Hoffman describes the "extraordinary work" that's being done at the Veterans Home to safeguard residents from Legionella bacteria. There were 12 deaths and more than 50 illnesses connected to Legionella at the home since 2015. Another death occurred in 2017 and four new cases of the illness, which can develop into pneumonia, have been diagnosed since the start of 2018.
Hoffman said in the past few weeks, the home has installed 760 new faucet fixtures or Pall filters that can capture Legionella bacteria.
"We have never detected Legionella after the water comes through a filter," Hoffman said.
Tests also are run on unfiltered water, and if the bacteria is found, the Veterans Home staff has the ability to inject additional chemicals into the water line entering that specific building.
Those treatments are on top of the home's $6.39 million water purification system that adds two chemicals to water that Quincy's Water Department treats with another recommended chemical. Treated water is then heated within each building on the Veterans Home grounds to 165 degrees, killing any bacteria that might have survived the other levels of disinfection.
"These protocols go beyond what you'll find at any other facility I'm aware of," Hoffman said.

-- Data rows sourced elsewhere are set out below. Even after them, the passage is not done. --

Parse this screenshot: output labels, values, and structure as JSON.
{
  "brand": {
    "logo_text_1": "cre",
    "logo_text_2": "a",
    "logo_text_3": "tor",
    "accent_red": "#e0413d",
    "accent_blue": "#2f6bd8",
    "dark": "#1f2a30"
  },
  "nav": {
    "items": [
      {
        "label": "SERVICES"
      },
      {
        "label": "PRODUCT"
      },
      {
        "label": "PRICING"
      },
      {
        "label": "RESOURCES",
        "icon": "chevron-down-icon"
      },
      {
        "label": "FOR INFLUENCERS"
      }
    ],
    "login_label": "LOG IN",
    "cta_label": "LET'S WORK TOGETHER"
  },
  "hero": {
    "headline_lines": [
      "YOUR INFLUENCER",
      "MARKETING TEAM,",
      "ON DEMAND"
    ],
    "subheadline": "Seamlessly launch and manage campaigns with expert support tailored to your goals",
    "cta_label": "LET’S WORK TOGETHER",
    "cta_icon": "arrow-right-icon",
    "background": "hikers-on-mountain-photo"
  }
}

Hoffman, who formerly directed Central Management Services for the state, was appointed a senior adviser to Gov. Bruce Rauner on March 2. A retired Marine officer, Hoffman was tasked with overseeing Legionella eradication efforts and coordinating with the various state, federal and local agencies involved with the home.
Rauner has scheduled a news conference at 12:30 p.m. Thursday at the Quincy facility. He spent a week in January at the Veterans Home, living and eating with residents. During a news conference before he left, Rauner pledged to seek funding for upgrades at the home, including new buildings to meet the needs of a new generation of veterans.
"We'll find the money" to erect new buildings and replace aging water lines, Rauner said during his January visit.
Members of a task force appointed by Rauner have been working toward the purchase of the former Sycamore Health Care building near the 210-acre Veterans Home campus. If the former nursing home building is bought, it would provide new options if the Veterans Home staff needs to move some residents from buildings that need to be demolished or retrofitted in the future. But there are no short-term plans for use of the building or closure of sites at the Veterans Home.
State officials also are expected to seek proposals from design firms to come up with a master plan for new facilities at the home.
Hoffman said the Veterans Home of the future will need to deal with a different array of health concerns.
"With the younger veterans we are talking about some polytrauma cases" due to the improvised explosive device injuries seen in Iraq and Afghanistan, Hoffman said.
Wounded veterans from the past few decades also have survived more serious injuries thanks to rapid medical response. Hoffman said any newly constructed residential buildings would need to take into consideration the mobility challenges faced by veterans who have lost limbs.
"There also are mental health issues, post-traumatic stress disorder or traumatic brain injuries" and any new facilities would need to be designed with those issues in mind, Hoffman said.
"It would be premature to say how we would lay that out" until a master plan is in place, Hoffman said.
Designers would need to look at the facilities, infrastructure including roads, utilities and plumbing and ways to minimize disruption for the residents.
Health care officials have said protecting the Veterans Home residents in place has been the best option. Caregivers said transferring residents to distant locations would cause stress that would threaten their health.
The Illinois Veterans Home currently has about 360 residents. About two-thirds of those residents are 80 or older.